Cavalo emprega mais que carro
Fabiano (e), Flávio e Diego (Foto: Luísa Huber)
Gustavo Adolfo 1 - Lateral vertical - Final vertical

O programa Negócios em Pauta deste sábado, 17, aborda o tradicionalismo gaúcho como área rentável para empreendedores. Direto do Piquete do Grupo A Hora, no Acampamento Farroupilha de Lajeado, Fabiano Conte apresenta a atração itinerante.

Participam: 

  • Diego Girelli, do Rancho DG de Arroio do Meio;
  • Flávio Rodrigues, ex-coordenador regional do MTG;
  • Luis Paulo Tonini, do Rancho Fundo da Grota de Capitão;
  • Daniel Becker e Neusa Koch, empresários da Morro Santo e organizadores de rodeios.

Conforme Diego Girelli, a indústria do cavalo gera mais emprego do que a automobilística.

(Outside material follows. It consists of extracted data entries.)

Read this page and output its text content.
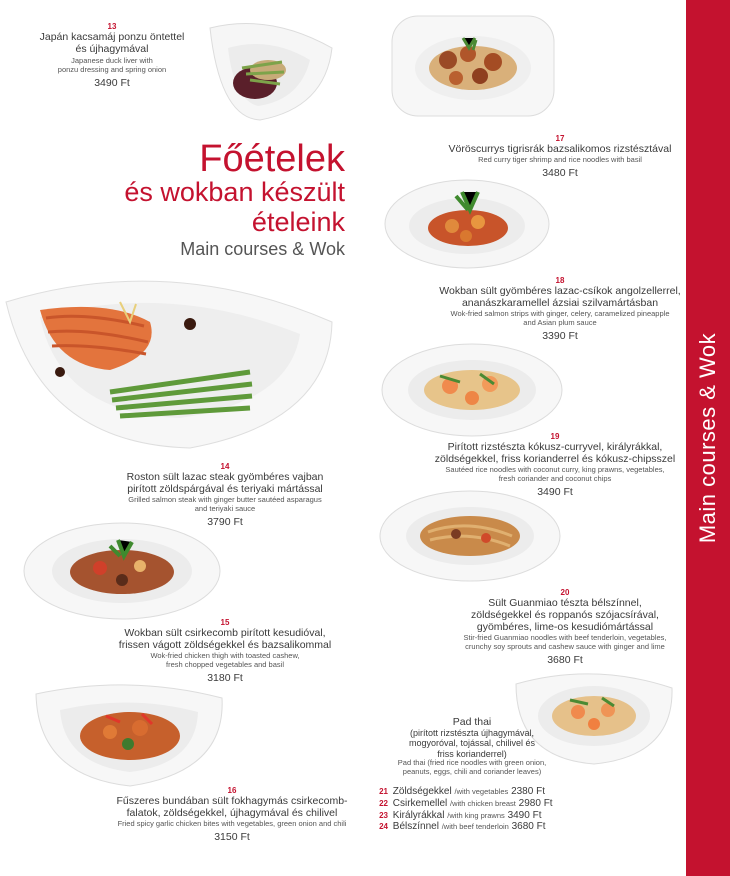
Main courses & Wok
13
Japán kacsamáj ponzu öntettel
és újhagymával
Japanese duck liver with
ponzu dressing and spring onion
3490 Ft
Főételek
és wokban készült
ételeink
Main courses & Wok
17
Vöröscurrys tigrisrák bazsalikomos rizstésztával
Red curry tiger shrimp and rice noodles with basil
3480 Ft
18
Wokban sült gyömbéres lazac-csíkok angolzellerrel,
ananászkaramellel ázsiai szilvamártásban
Wok-fried salmon strips with ginger, celery, caramelized pineapple
and Asian plum sauce
3390 Ft
19
Pirított rizstészta kókusz-curryvel, királyrákkal,
zöldségekkel, friss korianderrel és kókusz-chipsszel
Sautéed rice noodles with coconut curry, king prawns, vegetables,
fresh coriander and coconut chips
3490 Ft
14
Roston sült lazac steak gyömbéres vajban
pirított zöldspárgával és teriyaki mártással
Grilled salmon steak with ginger butter sautéed asparagus
and teriyaki sauce
3790 Ft
20
Sült Guanmiao tészta bélszínnel,
zöldségekkel és roppanós szójacsírával,
gyömbéres, lime-os kesudiómártással
Stir-fried Guanmiao noodles with beef tenderloin, vegetables,
crunchy soy sprouts and cashew sauce with ginger and lime
3680 Ft
15
Wokban sült csirkecomb pirított kesudióval,
frissen vágott zöldségekkel és bazsalikommal
Wok-fried chicken thigh with toasted cashew,
fresh chopped vegetables and basil
3180 Ft
Pad thai
(pirított rizstészta újhagymával,
mogyoróval, tojással, chilivel és
friss korianderrel)
Pad thai (fried rice noodles with green onion,
peanuts, eggs, chili and coriander leaves)
21 Zöldségekkel /with vegetables 2380 Ft
22 Csirkemellel /with chicken breast 2980 Ft
23 Királyrákkal /with king prawns 3490 Ft
24 Bélszínnel /with beef tenderloin 3680 Ft
16
Fűszeres bundában sült fokhagymás csirkecomb-
falatok, zöldségekkel, újhagymával és chilivel
Fried spicy garlic chicken bites with vegetables, green onion and chili
3150 Ft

Enquanto uma está automatizada, a outra necessita de trabalhadores para tratar os animais, limpar cocheira, produzir ferragens, feno, ração, e veterinário, por exemplo. Outra motivo para o elevado número de profissionais na área é a crescente população destes animais. “Mesmo hoje existindo muito mais automóveis e o cavalo ser utilizado apenas para lazer, e não mais para transporte.” Ainda, o RS é a região do mundo que mais produz o cavalo da raça crioula, conta Girelli.

Para Rodrigues é difícil especificar qual a área que movimenta mais recursos dentro do tradicionalismo gaúcho, mas entende a cultural ser uma das mais rentáveis. “Quando tu for numa final do Encontro de Artes e Tradição Gaúcha (Enarte) tu vai perceber a quantidade impressionante de pessoas que vivem daquilo e, por consequência, investem boa parte do seu salário em indumentária, cursos, transportes e na manutenção de cavalos e de tudo que envolve um rodeio.”

Morador do Centro de Lajeado, Daniel Becker relata ter sido inserido no tradicionalismo por sua esposa Neusa Koch. “Sempre gostei fazer encontros, confraternização e festa. Aí fui desenvolvendo. Fui ajudando nos rodeios. Hoje temos o evento do Piquete do Morro Santo, que já é de nível nacional, com laço de tradição e de competição.” Conforme Daniel, a organização do evento tem custo de R$ 450 mil. “É um planejamento bem complexo, com muitos riscos. Por isso, precisa estar tudo bem alinhado.” Enquanto ele fica na administração, Neusa diz preferir atuar na prática. “Chamo as pessoas para laçar”, exemplifica.

Luis Paulo Tonini entende que o ramo de cavalo tende a crescer. Seu rancho recebe pessoas de toda região, principalmente de centros. “As pessoas da cidade vem. Quando montam no cavalo, mudam de humor”, detalha. De acordo com o empreendedor, seu rancho tem registrado lotação em finais de semana.